Animalic ingredients, that is extractions derived from animals, valued for their fixative powers in a perfume formula, but also for the subtle eroticism they brought through their primal scents, were deemed cruel in the 1970s and became banned by the WWF. The Nepalese deer musk has to thank the committees, as hunters and poachers had to kill the animal to extract its small musk pods situated in its genital region. The civet cat, a wild rodent living in Africa, needn’t get killed to exert its precious anal gland secretion, but the stressing needed to make the little critter produce the smelly essence was cruel all the same. The industry had already found good substitutes anyway, with nitromusks at the start of the 20th century, or polycyclic musks later on, and newer and safer musks are continuously evolving, so that the substitution nowadays comes effortlessly. Chanel’s No.5 contains a good portion of the synthesized civetone now, instead of naturally derived civet. Natural derivatives also exist: ambrette seed/musk mallow provides a superior grade of musk molecule that is used in the choicest fragrances, like in Kira Kira and Maruyama (Strangers Parfumerie)
The substitution of certain ingredients with more accessible ones also democratized perfume, making it a luxury that is accessible to more people and not only aristocrats, like in the times of Napoleon and the French empress Eugénie Montijo. Crucially it also ensures a better lifespan and quality control of fragrances.

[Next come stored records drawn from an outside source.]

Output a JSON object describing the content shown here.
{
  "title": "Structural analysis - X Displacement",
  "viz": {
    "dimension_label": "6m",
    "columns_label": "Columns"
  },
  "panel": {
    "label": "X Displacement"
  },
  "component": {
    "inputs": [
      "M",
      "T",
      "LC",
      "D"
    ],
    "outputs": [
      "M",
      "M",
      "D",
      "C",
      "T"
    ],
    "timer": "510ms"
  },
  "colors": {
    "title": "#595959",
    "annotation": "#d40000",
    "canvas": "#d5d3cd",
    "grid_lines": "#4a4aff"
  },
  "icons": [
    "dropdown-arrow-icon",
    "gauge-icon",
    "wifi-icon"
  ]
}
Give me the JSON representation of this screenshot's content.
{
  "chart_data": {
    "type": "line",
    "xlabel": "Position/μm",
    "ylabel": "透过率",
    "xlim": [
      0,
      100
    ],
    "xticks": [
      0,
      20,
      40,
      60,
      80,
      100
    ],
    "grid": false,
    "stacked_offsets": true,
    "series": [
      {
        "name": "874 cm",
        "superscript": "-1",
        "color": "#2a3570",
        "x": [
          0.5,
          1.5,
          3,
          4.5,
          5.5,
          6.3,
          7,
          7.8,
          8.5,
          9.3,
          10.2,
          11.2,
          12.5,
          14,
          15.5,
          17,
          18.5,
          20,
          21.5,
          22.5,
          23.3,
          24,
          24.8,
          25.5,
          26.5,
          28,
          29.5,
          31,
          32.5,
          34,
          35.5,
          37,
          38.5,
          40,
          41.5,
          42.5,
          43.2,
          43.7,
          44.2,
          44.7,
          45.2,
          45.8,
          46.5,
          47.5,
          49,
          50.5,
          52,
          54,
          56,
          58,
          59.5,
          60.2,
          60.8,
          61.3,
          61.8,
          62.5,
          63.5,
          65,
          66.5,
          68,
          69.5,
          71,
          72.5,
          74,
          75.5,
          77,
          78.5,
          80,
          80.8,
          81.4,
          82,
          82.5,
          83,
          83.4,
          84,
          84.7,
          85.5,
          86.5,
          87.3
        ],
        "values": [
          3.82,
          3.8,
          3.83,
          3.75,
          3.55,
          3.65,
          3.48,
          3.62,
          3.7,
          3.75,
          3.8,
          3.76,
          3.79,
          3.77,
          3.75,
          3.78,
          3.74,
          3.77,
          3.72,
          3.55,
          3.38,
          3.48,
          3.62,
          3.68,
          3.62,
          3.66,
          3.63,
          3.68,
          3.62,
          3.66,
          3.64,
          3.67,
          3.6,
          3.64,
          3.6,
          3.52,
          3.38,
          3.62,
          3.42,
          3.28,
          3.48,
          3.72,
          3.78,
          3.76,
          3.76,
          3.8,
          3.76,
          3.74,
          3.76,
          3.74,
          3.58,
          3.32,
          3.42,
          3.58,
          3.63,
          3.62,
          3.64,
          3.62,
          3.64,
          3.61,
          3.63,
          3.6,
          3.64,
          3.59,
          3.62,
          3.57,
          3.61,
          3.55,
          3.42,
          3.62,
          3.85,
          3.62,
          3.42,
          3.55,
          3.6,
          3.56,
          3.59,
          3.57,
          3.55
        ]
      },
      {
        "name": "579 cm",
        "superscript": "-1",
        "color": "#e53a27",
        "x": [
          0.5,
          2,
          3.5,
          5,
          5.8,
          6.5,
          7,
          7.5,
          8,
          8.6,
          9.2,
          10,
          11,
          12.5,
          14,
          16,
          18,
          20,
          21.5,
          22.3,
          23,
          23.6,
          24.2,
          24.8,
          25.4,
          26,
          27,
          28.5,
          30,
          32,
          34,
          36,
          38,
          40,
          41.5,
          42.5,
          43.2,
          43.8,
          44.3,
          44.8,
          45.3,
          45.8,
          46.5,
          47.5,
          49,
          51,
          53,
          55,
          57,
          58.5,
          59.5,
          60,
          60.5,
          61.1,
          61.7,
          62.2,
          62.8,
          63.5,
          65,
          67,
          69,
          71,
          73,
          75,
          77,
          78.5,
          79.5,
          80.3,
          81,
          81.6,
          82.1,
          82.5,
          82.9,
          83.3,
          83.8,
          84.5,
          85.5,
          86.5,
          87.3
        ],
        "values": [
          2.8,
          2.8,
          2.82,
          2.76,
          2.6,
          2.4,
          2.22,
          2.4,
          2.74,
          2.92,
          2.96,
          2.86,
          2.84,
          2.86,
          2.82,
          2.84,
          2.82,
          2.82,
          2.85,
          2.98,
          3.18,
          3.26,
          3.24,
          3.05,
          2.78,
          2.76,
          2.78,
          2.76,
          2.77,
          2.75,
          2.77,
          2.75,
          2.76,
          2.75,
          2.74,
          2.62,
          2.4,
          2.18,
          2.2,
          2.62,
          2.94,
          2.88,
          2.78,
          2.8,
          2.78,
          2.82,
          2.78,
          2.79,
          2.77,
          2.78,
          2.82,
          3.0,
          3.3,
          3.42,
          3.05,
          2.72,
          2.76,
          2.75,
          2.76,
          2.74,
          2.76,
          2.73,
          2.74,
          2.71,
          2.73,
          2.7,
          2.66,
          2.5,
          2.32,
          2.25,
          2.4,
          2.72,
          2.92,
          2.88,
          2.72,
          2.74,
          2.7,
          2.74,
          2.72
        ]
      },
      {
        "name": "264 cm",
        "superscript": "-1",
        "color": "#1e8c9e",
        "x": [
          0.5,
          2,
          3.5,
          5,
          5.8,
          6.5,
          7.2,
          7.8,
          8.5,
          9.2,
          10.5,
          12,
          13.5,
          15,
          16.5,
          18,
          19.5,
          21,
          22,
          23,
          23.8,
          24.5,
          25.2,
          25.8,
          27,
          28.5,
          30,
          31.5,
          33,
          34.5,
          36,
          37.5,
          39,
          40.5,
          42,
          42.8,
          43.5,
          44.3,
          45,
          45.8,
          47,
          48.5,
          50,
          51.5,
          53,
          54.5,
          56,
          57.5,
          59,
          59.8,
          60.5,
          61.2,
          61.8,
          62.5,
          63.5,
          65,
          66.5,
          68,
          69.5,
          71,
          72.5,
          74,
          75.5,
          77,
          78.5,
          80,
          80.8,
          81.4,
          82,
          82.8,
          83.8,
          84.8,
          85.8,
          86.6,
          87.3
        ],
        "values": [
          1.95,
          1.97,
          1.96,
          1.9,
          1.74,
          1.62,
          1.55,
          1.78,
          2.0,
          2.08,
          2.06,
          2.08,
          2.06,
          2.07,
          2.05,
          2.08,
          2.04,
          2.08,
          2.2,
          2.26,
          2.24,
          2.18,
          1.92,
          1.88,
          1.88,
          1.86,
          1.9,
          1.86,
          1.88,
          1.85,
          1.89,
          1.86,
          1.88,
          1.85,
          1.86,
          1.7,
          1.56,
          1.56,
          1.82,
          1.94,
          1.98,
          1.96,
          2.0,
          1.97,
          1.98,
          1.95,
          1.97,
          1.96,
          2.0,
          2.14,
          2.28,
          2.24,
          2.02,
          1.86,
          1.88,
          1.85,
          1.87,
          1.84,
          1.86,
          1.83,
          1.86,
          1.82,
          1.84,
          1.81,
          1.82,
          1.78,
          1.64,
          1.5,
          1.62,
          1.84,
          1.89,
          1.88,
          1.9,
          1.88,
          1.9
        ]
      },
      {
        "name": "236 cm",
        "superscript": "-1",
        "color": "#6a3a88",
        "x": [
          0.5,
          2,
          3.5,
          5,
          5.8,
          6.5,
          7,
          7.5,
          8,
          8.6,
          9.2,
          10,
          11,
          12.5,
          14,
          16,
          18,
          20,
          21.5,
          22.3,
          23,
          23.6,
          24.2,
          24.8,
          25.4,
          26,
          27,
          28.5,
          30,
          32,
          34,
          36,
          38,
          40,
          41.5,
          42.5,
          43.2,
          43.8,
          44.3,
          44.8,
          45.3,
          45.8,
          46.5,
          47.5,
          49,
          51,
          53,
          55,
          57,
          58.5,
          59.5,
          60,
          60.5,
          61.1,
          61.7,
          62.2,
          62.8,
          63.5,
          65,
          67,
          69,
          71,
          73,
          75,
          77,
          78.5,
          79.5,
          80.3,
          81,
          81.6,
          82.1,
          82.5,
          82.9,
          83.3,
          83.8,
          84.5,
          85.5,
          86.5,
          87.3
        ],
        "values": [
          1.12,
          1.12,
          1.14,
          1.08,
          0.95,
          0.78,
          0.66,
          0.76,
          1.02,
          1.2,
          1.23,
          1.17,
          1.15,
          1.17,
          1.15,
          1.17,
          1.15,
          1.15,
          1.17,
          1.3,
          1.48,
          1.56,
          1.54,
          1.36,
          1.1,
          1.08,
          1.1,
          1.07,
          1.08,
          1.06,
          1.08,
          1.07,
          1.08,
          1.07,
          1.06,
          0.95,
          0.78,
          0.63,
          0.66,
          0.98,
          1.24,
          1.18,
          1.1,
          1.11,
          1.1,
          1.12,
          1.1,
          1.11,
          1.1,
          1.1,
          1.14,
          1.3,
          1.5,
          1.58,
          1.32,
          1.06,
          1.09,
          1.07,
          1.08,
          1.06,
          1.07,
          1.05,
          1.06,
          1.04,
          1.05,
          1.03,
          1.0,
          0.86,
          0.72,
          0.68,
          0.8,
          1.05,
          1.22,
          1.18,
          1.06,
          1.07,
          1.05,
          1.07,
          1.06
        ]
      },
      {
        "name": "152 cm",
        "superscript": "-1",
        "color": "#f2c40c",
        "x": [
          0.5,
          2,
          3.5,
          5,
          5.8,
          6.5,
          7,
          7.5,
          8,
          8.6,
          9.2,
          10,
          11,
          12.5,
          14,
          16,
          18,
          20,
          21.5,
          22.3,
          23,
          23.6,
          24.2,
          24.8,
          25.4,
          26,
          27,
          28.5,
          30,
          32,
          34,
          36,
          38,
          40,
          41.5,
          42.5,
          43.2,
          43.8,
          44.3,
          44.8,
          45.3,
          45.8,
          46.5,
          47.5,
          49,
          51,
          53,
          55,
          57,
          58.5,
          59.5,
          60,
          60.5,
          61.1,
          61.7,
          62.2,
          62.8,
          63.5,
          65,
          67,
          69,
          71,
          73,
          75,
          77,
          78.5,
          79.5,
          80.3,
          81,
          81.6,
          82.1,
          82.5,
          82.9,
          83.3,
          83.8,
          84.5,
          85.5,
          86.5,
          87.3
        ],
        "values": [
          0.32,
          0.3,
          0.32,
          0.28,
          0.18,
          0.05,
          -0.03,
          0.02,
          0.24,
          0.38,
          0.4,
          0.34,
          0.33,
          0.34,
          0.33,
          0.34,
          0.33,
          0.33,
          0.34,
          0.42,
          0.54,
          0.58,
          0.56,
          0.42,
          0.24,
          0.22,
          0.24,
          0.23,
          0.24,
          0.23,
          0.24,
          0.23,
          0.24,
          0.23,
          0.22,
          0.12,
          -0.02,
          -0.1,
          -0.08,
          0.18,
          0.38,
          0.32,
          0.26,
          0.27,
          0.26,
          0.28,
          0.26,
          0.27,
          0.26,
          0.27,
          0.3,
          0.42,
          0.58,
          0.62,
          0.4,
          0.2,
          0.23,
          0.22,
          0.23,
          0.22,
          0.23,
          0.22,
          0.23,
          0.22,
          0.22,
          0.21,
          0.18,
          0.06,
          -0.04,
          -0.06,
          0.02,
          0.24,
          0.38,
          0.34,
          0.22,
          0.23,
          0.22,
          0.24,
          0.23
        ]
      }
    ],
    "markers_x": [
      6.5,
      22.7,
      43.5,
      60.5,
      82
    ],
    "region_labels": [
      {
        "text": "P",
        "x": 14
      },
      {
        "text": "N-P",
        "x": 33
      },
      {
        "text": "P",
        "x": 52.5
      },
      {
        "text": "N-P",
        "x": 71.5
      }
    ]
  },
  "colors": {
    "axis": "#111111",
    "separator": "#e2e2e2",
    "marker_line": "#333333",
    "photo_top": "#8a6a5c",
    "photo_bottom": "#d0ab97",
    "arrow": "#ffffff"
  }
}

Natural raw materials are fluctuating in quality standards much like vine crops influence a bottle of wine, so one year’s crop of ylang ylang flowers might not be equalled in next year’s, creating a difficult to fill gap in the hands of the perfumer.
Additionally, certain natural ingredients were known to produce skin sensitisation, for instance natural bergamot (which triggers photosensitivity and might produce sun spots), now surgically cleansed of its sensitising propensities in the lab, and/or entirely substituted with synthetic equivalents. Or oakmoss, a natural parasitical “lace” growing on oak trees which can become a skin sensitiser for some individuals with repeated use. Evernyl and some other aroma-chemicals came to the rescue when it was severely rationed in the formula by the regulatory body of perfumers for the European Union in 2005. Some rogue brands however continue to use the previously tried-and-tested standards of such materials to great artistic effect; case in point Rogue Perfumery, by former chef Manuel Cross. One could claim he knows a thing or two about the superiority of great ingredients!
These innovations did not leave natural raw materials in the shadow, nevertheless, as they continue to infuse blends with their mystical, almost alchemical vigour and multi-coloured nuance. A critic once likened the use of synthetics to providing the bones, the skeleton of the composition, and naturals giving flesh to a perfume. Indeed, several consumers are partial to exactly the mercurial facets of natural isolates and extracts, which make a fragrance slightly different from skin to skin. Flower and plant extracts of natural origin not only create a multi-coloured landscape, so to speak, when smelling the fragrance, but interact more with skin’s acidity, what we determine as our skin’s pH, to skew the final result as sweeter or more sour and fresh on certain individuals. All naturals brands, created with only 100% naturally derived ingredients, such as Abel or April Aromatics offer this unique yet long-lasting experience of working with your skin’s chemistry, instead of engulfing you with a foghorn of continuous emissions that won’t budge whatsoever.
In conclusion synthetic materials sublimate natural ones to create harmonious fragrances, which can be both safe and sublimely pleasurable to the consumer. Thanks to the creative process, perfumers have now thousands of different materials to create their fragrances ensuring there is always something more for you to discover. The rest is up to you.